OS-6829: bhyve can miss PIR wake-ups

Issue Type:	Bug
Priority:	4 - Normal
Status:	Resolved
Created at:	2018-03-26T04:45:26.543Z
Updated at:	2018-03-28T22:59:17.683Z

Created by:	Former user
Reported by:	Former user
Assigned to:	Former user

Fixed: A fix for this issue is checked into the tree and tested.
(Resolution Date: 2018-03-28T22:59:17.668Z)

@accountid:6248927d45ece00069cb9db5 reported that an illumos guest running under bhyve was having trouble cloning a git repo over the network. I went to reproduce those circumstances and wasn't even able to install git thanks to the network transfer for the package manager getting hung up. After some digging, I found that a simple 'curl' of a local moderately large http resource (in this case, just a platform tarball) could reproduce this hang.

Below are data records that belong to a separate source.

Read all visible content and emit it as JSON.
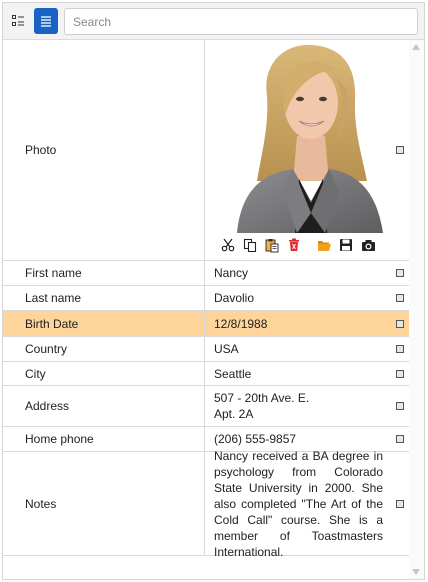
{
  "toolbar": {
    "categorized_icon": "categorized-view-icon",
    "alphabetical_icon": "alphabetical-view-icon",
    "search_placeholder": "Search"
  },
  "photo_row": {
    "label": "Photo",
    "tools": [
      "cut-icon",
      "copy-icon",
      "paste-icon",
      "delete-icon",
      "open-folder-icon",
      "save-icon",
      "camera-icon"
    ]
  },
  "properties": [
    {
      "label": "First name",
      "value": "Nancy"
    },
    {
      "label": "Last name",
      "value": "Davolio"
    },
    {
      "label": "Birth Date",
      "value": "12/8/1988"
    },
    {
      "label": "Country",
      "value": "USA"
    },
    {
      "label": "City",
      "value": "Seattle"
    },
    {
      "label": "Address",
      "value_line1": "507 - 20th Ave. E.",
      "value_line2": "Apt. 2A"
    },
    {
      "label": "Home phone",
      "value": "(206) 555-9857"
    },
    {
      "label": "Notes",
      "value": "Nancy received a BA degree in psychology from Colorado State University in 2000. She also completed \"The Art of the Cold Call\" course. She is a member of Toastmasters International."
    }
  ],
  "colors": {
    "accent": "#1a62c4",
    "highlight_row": "#fdd49a",
    "delete_icon": "#e0282e",
    "folder_icon": "#f0a21c"
  }
}
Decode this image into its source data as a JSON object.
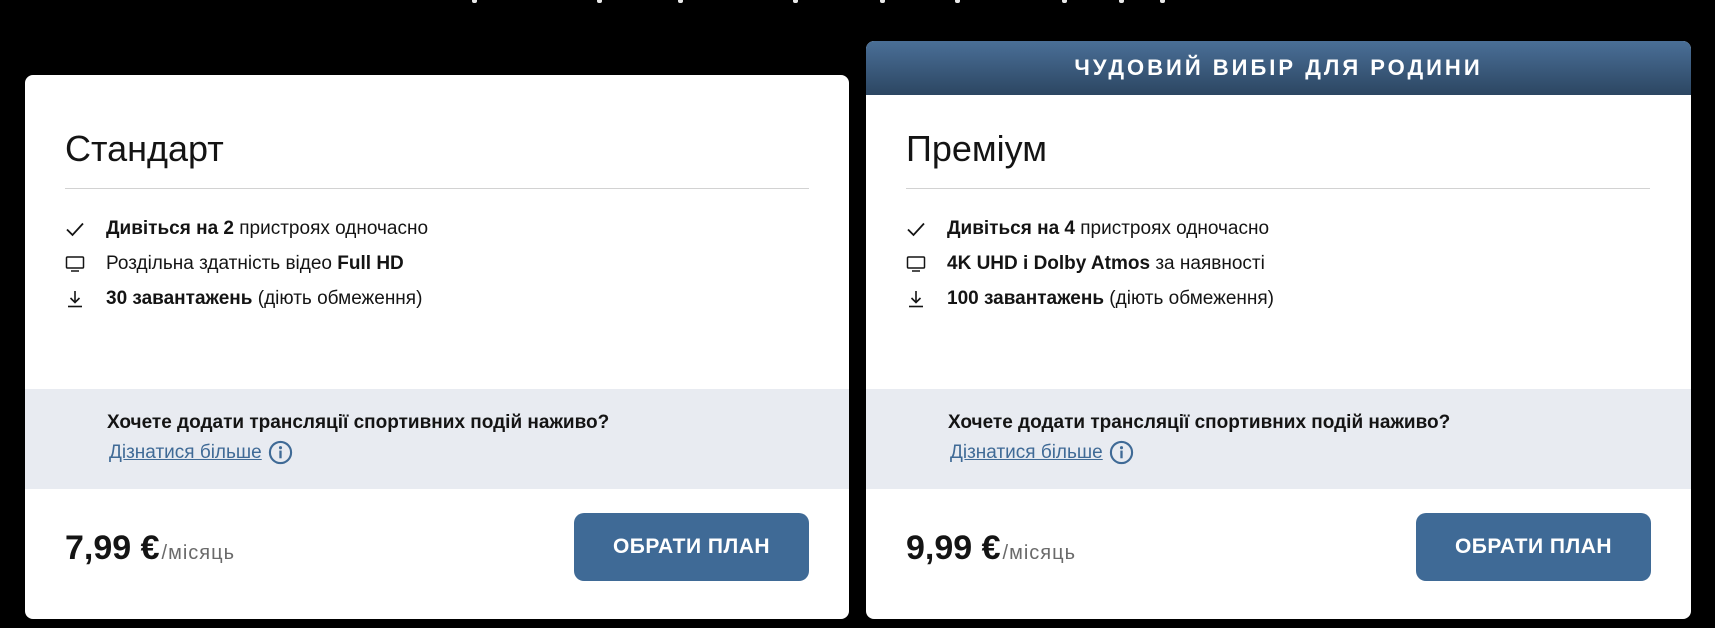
{
  "plans": [
    {
      "title": "Стандарт",
      "banner": "",
      "features": [
        {
          "icon": "check-icon",
          "bold": "Дивіться на 2",
          "text": " пристроях одночасно"
        },
        {
          "icon": "monitor-icon",
          "text": "Роздільна здатність відео ",
          "bold_after": "Full HD"
        },
        {
          "icon": "download-icon",
          "bold": "30 завантажень",
          "text": " (діють обмеження)"
        }
      ],
      "sports_question": "Хочете додати трансляції спортивних подій наживо?",
      "learn_more": "Дізнатися більше",
      "price": "7,99 €",
      "per": "/місяць",
      "button": "ОБРАТИ ПЛАН"
    },
    {
      "title": "Преміум",
      "banner": "ЧУДОВИЙ ВИБІР ДЛЯ РОДИНИ",
      "features": [
        {
          "icon": "check-icon",
          "bold": "Дивіться на 4",
          "text": " пристроях одночасно"
        },
        {
          "icon": "monitor-icon",
          "bold": "4K UHD і Dolby Atmos",
          "text": " за наявності"
        },
        {
          "icon": "download-icon",
          "bold": "100 завантажень",
          "text": " (діють обмеження)"
        }
      ],
      "sports_question": "Хочете додати трансляції спортивних подій наживо?",
      "learn_more": "Дізнатися більше",
      "price": "9,99 €",
      "per": "/місяць",
      "button": "ОБРАТИ ПЛАН"
    }
  ],
  "colors": {
    "page_background": "#000000",
    "card_background": "#ffffff",
    "accent": "#3f6a96",
    "banner_top": "#4a6f97",
    "banner_bottom": "#2c4662",
    "sports_band": "#e8ebf1"
  }
}
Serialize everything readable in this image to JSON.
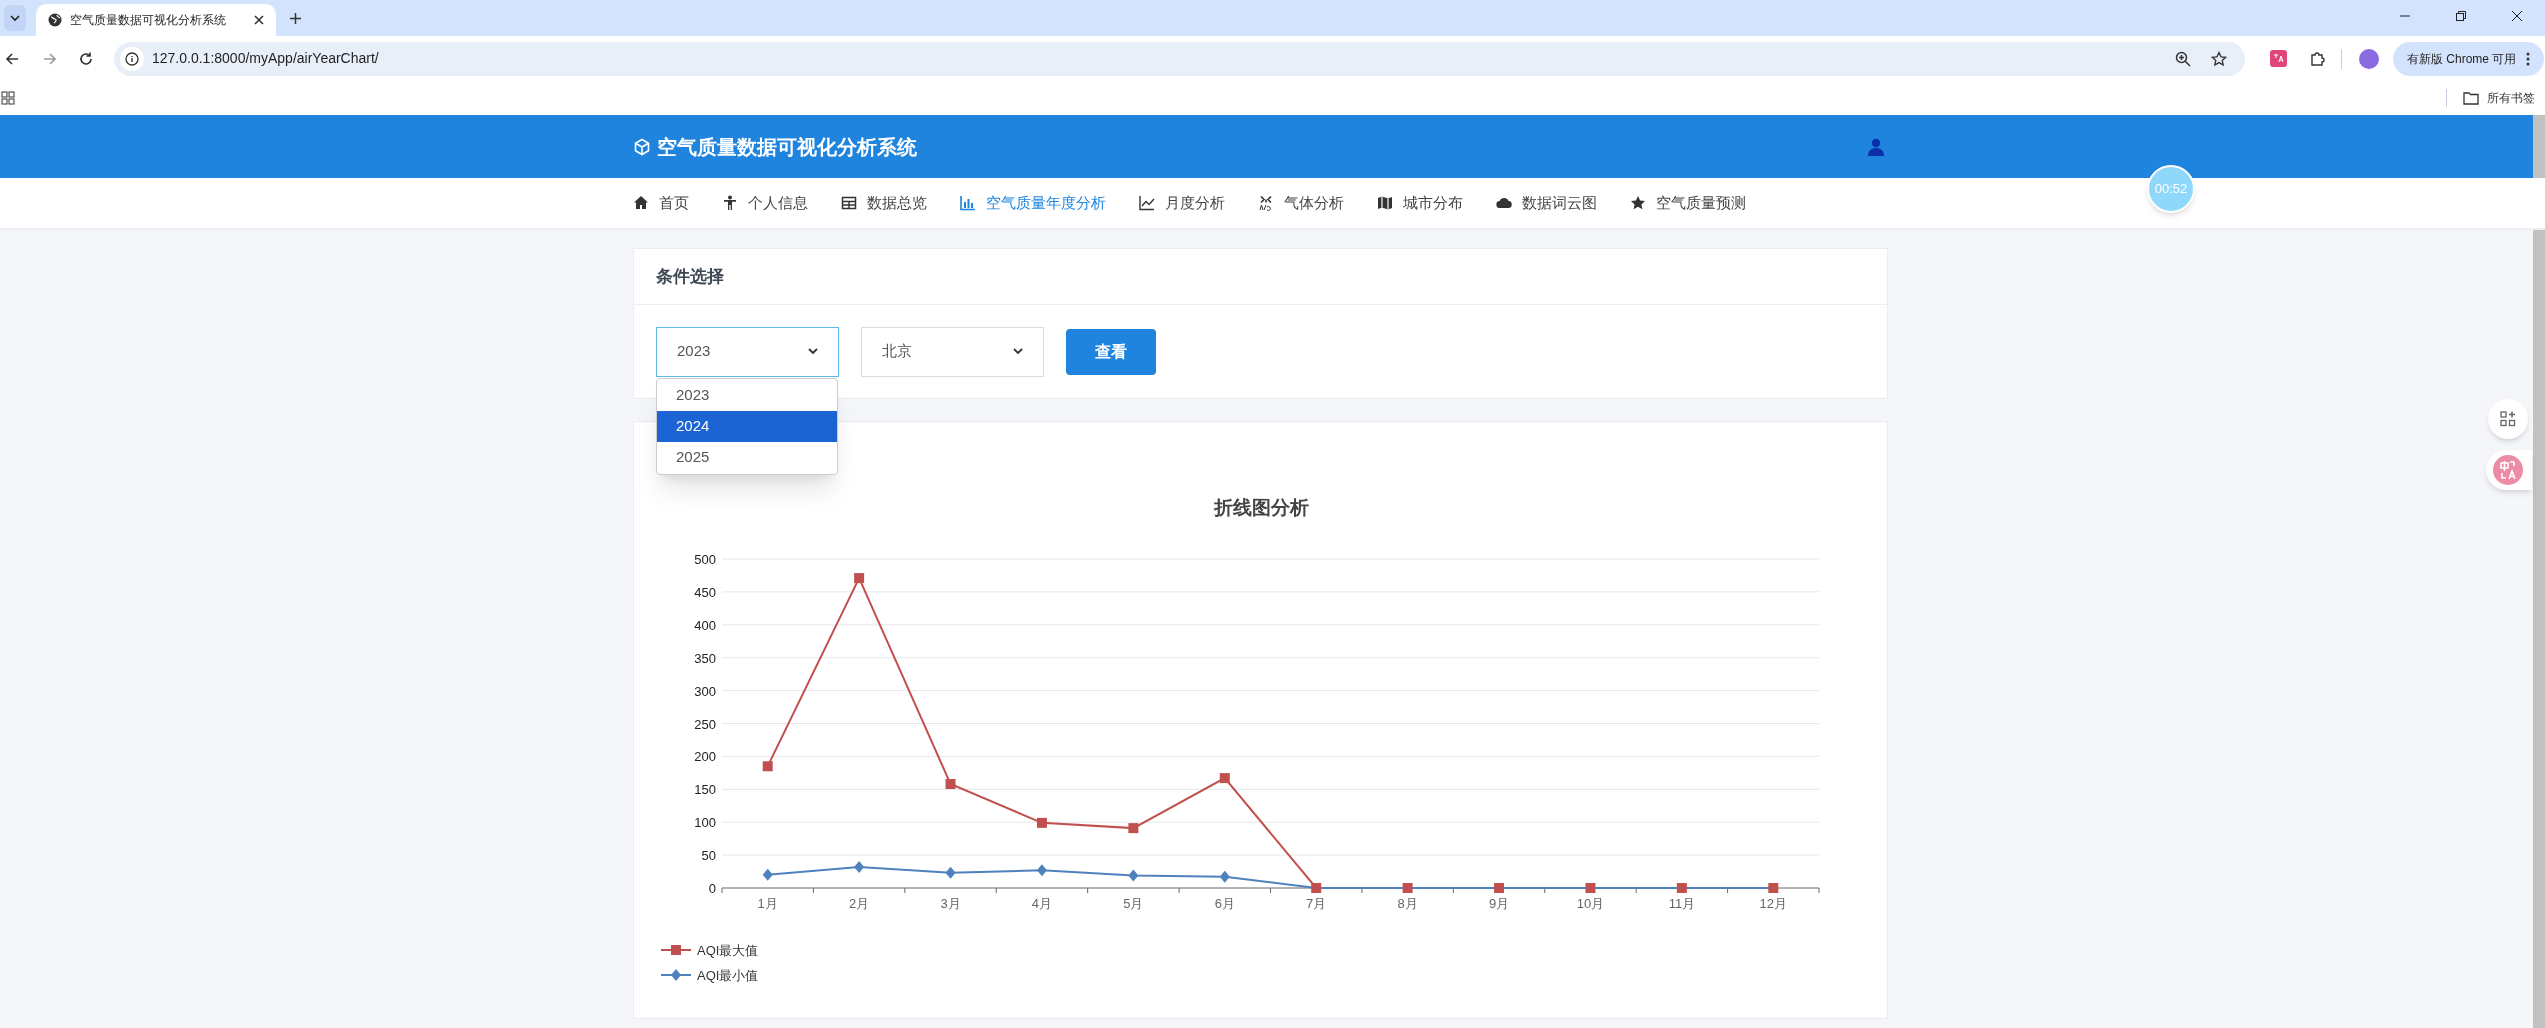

When the issue is reproduced, the curl transfer will cease, as if there is a network disruption. A look at ::cpuinfo in the debugger yields a common theme:

[3]> ::cpuinfo -v
 ID ADDR             FLG NRUN BSPL PRI RNRN KRNRN SWITCH THREAD           PROC
  0 fffffffffbc39b80  1b    1    6  -1   no    no t-633  ffffff000f405c40
 (idle)
                       |    |    |
            RUNNING <--+    |    +--> PIL THREAD
              READY         |           6 ffffff000f4e6c40
             EXISTS         |
             ENABLE         +-->  PRI THREAD           PROC
                                  105 ffffff000f4e6c40 sched
stack pointer for thread ffffff000f4e6c40: ffffff000f4e6600
[ ffffff000f4e6600 resume_from_intr+0xb7() ]
  ffffff000f4e6630 swtch+0x82()
  ffffff000f4e66d0 turnstile_block+0x21a()
  ffffff000f4e6740 mutex_vector_enter+0x3a3()
  ffffff000f4e67d0 mac`mac_rx_soft_ring_process+0x53()
  ffffff000f4e6900 mac`mac_rx_srs_proto_fanout+0x29a()
  ffffff000f4e6980 mac`mac_rx_srs_drain+0x363()
  ffffff000f4e6a10 mac`mac_rx_srs_process+0x3ce()
  ffffff000f4e6a70 mac`mac_rx_common+0x143()
  ffffff000f4e6ad0 mac`mac_rx+0xb6()
  ffffff000f4e6b40 vioif`vioif_process_rx+0x1fc()
  ffffff000f4e6b70 vioif`vioif_rx_handler+0x20()
  ffffff000f4e6be0 av_dispatch_autovect+0x91()
  ffffff000f4e6c20 dispatch_hardint+0x36()
  ffffff000f4ddaa0 switch_sp_and_call+0x13()
  30 [no mapping for address]
[3]> ffffff000f405c40::findstack
stack pointer for thread ffffff000f405c40: ffffff000f405ad0
[ ffffff000f405ad0 _resume_from_idle+0x112() ]
  ffffff000f405bc0 mach_cpu_idle+6()
  ffffff000f405bf0 cpu_idle+0x11a()
  ffffff000f405c00 cpu_idle_adaptive+0x13()
  ffffff000f405c20 idle+0xa7()
  ffffff000f405c30 thread_start+8()

The thread handling inbound virtio packets went to sleep on a mutex, resulting the idle thread coming back on-CPU. That said, the mutex desired by the virtio thread is available and the thread itself is runnable. NMIs delivered to the guest via bhyvectl will wake that CPU and return the system to a lively state. Why then, are we seemingly stuck in a hlt, unable to be woken by "normal" interrupts.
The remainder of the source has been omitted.